In short, she was everywhere, and she was well-known around town.

When her opportunity came to take on the grittier, more painstaking work of reporting on budgets, ordinance changes and arguments over alcohol policies, she didn’t just tackle it, she loved it. The messier the better.

To her colleagues, she was a newsroom leader who held herself and others to high standards, and did so with grace and good humor. She viewed it as her personal responsibility to ensure the quality of our newspapers.

She also had a strong and convincing voice in office debates about social justice issues, helping to promote equity through coverage decisions, phrasing and word choices.

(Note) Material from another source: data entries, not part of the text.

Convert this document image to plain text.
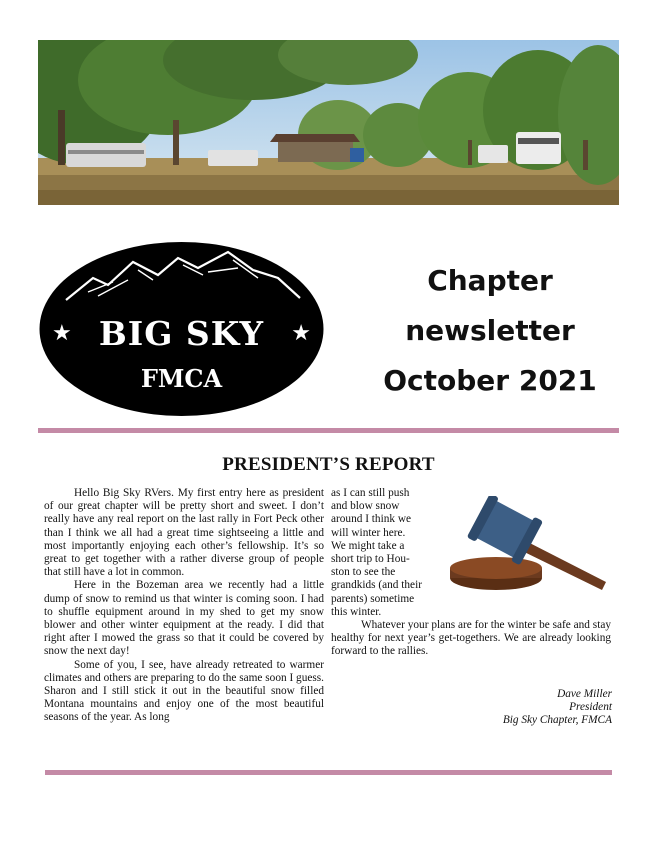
★	★
BIG SKY
FMCA
Chapter
newsletter
October 2021
PRESIDENT’S REPORT

Hello Big Sky RVers. My first entry here as president of our great chapter will be pretty short and sweet. I don’t really have any real report on the last rally in Fort Peck other than I think we all had a great time sightseeing a little and most importantly enjoying each other’s fellowship. It’s so great to get together with a rather diverse group of people that still have a lot in common.

Here in the Bozeman area we recently had a little dump of snow to remind us that winter is coming soon. I had to shuffle equipment around in my shed to get my snow blower and other winter equipment at the ready. I did that right after I mowed the grass so that it could be covered by snow the next day!

Some of you, I see, have already retreated to warmer climates and others are preparing to do the same soon I guess. Sharon and I still stick it out in the beautiful snow filled Montana mountains and enjoy one of the most beautiful seasons of the year. As long

as I can still push
and blow snow
around I think we
will winter here.
We might take a
short trip to Hou-
ston to see the
grandkids (and their
parents) sometime
this winter.

Whatever your plans are for the winter be safe and stay healthy for next year’s get-togethers. We are already looking forward to the rallies.

Dave Miller
President
Big Sky Chapter, FMCA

One of the stories she enjoyed covering most was the ongoing Ted Bruno murder case, a yearslong process that involved sifting through court documents and attending hearings. And she was particularly proud of a series she was working on regarding a sex offender facility in the Town of Rutland and the program that put it there. She enjoyed covering anything that got people riled up or was multifaceted, such as Stoughton’s ongoing riverfront redevelopment planning.

She was devastated when the Kittleson house – a story she had been covering for months – was scheduled for demolition at a time when she had a prior engagement. When she got the opportunity to put on beekeeper gear last summer for a story, she jumped at it without a second thought. She was the kind of reporter who found satisfaction in being involved with every aspect of a story.

She also loved writing feature stories about our communities and lamented at having to pass them along to other reporters in recent months so she could continue to hone her skills covering governments.

She was also one of the most supportive people on UNG’s staff. She was always willing to lend an ear to help her coworkers through their difficult times, and was a relentless cheerleader as they worked with tough sources and impossible stories.

She also fervently supported them outside of work, going to their photography exhibitions, college capstone presentations and other activities they were involved in.

She started early as a journalist, penning a blog on environmental issues as a teenager that garnered more attention than she’d anticipated. After that, she went on to study journalism at the University of Wisconsin-Whitewater, writing and taking photos for its student newspaper, The Royal Purple.

There, she expanded her photography skills from art photography to that of photojournalism, learning on the fly as she was thrown into sports games, political rallies and even a flour fight event. She was also the first student photographer hire for the university’s marketing department, paving the way for other students to hone their craft.

Levenhagen was named a Future Headliner by the Wisconsin Newspaper Association in 2018, one of five reporters under the age of 30 across the state chosen as an emerging leader in the industry.

“Being able to walk down the street and ask people some of their favorite parts about the community and then seeing how that translates into the story,” she said of her job in a video she made as part of the recognition. “I believe in journalism as a tool for getting the community engaged in what is happening outside of their own back door.”

She also won three second place awards: Two for her photography work at Syttende Mai in partnership with reporter Kimberly Wethal and another as a “Rookie Reporter of the Year.”

In a blog post from her senior year of college, she wrote that after she graduated, she hoped to continue with a career in photojournalism to further her interests in environmental and social justice.

“Dream big, right?” she wrote.

State Patrol Sgt. Matt Noah told Unified Newspaper Group that Levenhagen struck a truck in front of her at high speed as traffic slowed for a crash and that the investigation was still open Monday morning.

Levenhagen donated her organs, which will help up to 75 people.